I'm still struggling to find a method that improves contact rates in the refusal conversion process for the experiment with call scheduling. As a reminder, the experimental method improves contact rates for calls prior to a refusal, but then contact rates for calls after a first refusal have lower contact rates than calls to those cases in the control group. Ouch.
I already tried calling households at times other than the time at which the first refusal was taken. The hypothesis was that people were screening us out and that calling at a different time might lead to someone else in the household picking up the phone. But that didn't work.
In looking at the data, searching for a reason that this is happening, I noticed that the control group seemed to be "exploring" better than the experimental group. The figures below demonstrate this. The upper figure shows calls prior to a refusal. It shows the average number of windows that have been called by call number for calls prior to a refusal.
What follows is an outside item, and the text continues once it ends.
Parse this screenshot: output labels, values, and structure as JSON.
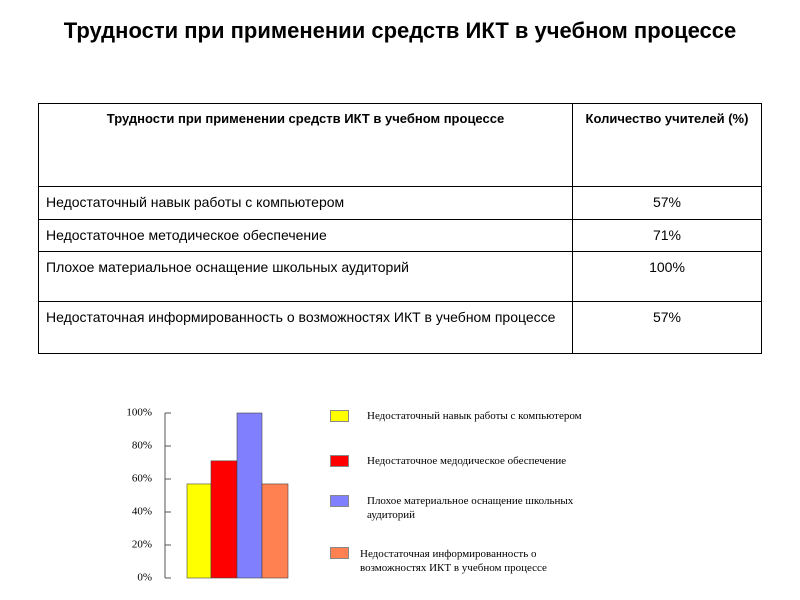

The green line is the experimental method. It looks like it moves ahead of the control group early on (where most of the calls are).
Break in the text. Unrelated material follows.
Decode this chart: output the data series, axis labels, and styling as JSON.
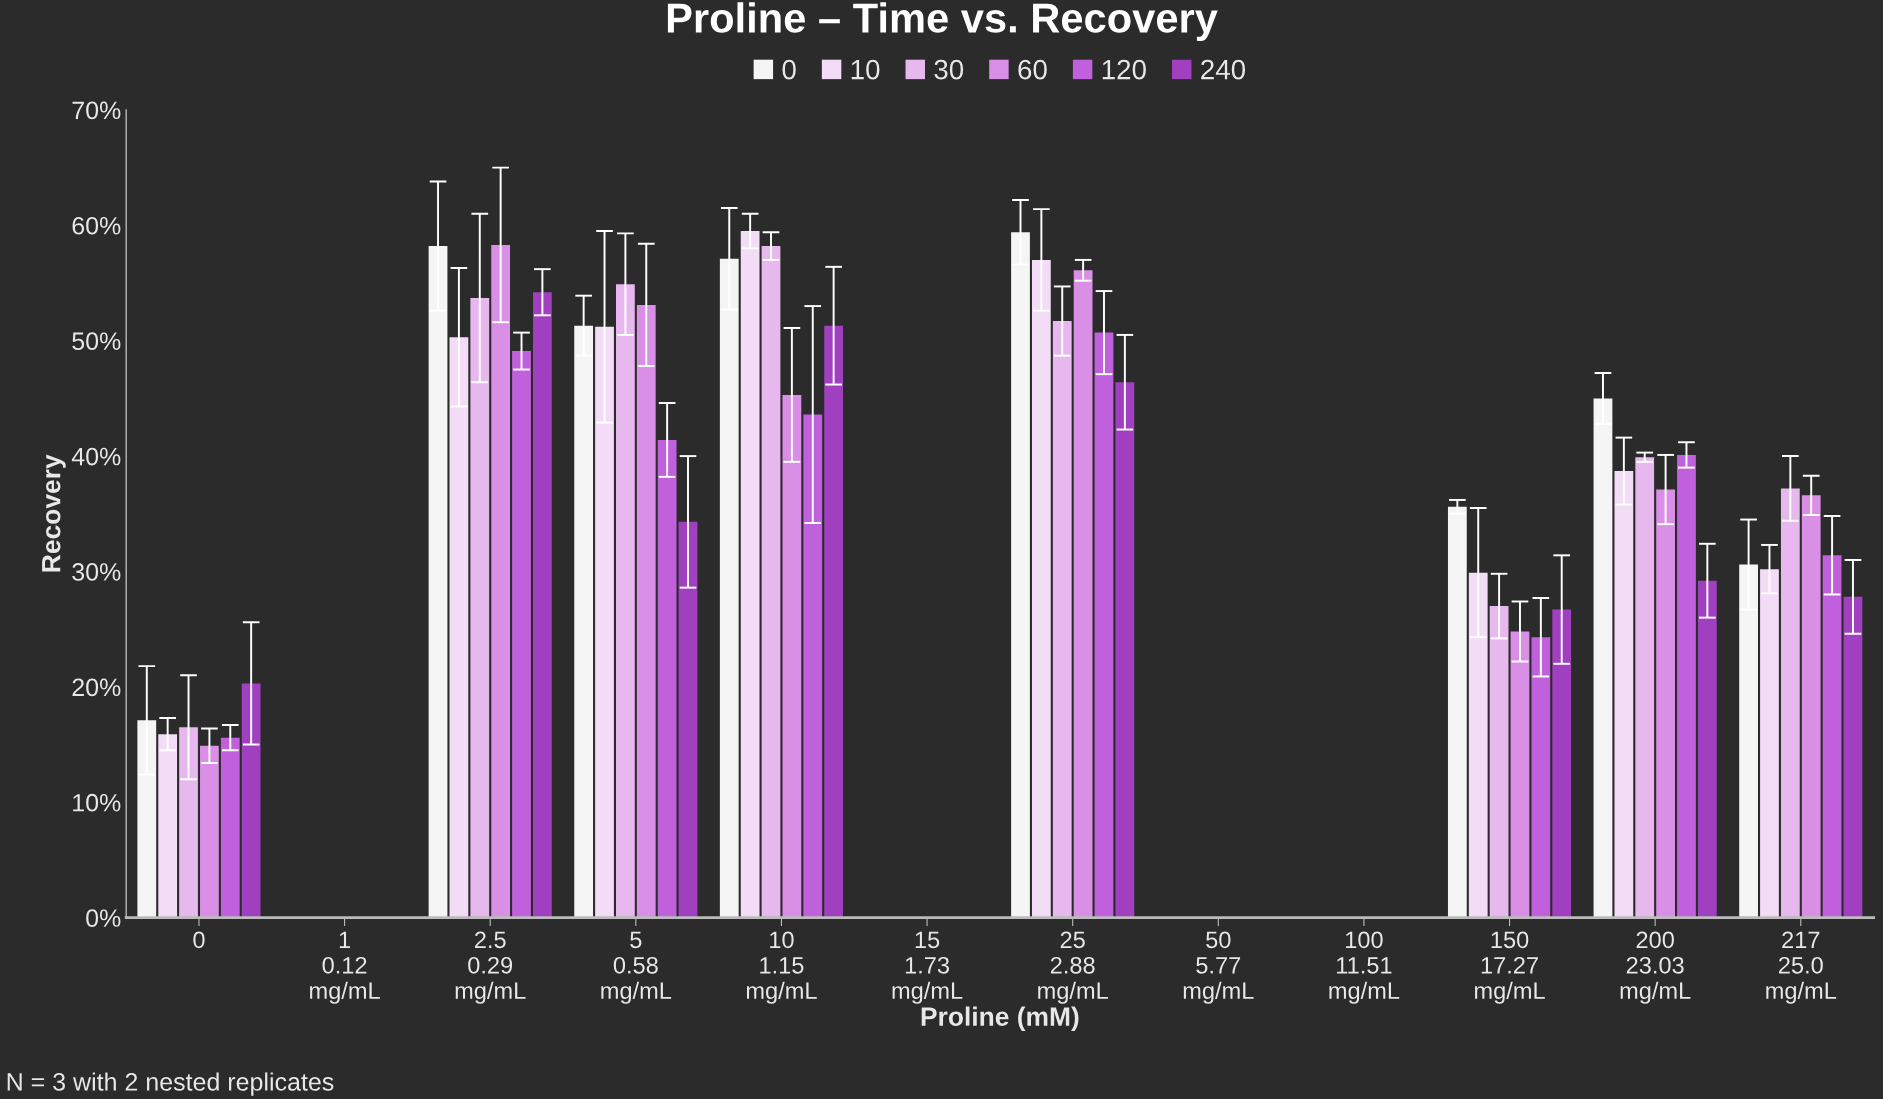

A central problem in reinforcement learning is the tension between exploration and exploitation. Exploration strategies try more of the available actions to learn what the reward might be for actions which have been little tried. Exploitation strategies pick the strategy that has the greatest reward among those actions for which the reward is known. It might be that in the process of refusal conversions, we don't really know very much (i.e. the model predictions are very imprecise) and we should explore more of the available actions. I've made a change to the algorithm to see if it can increase exploration in the experimental method.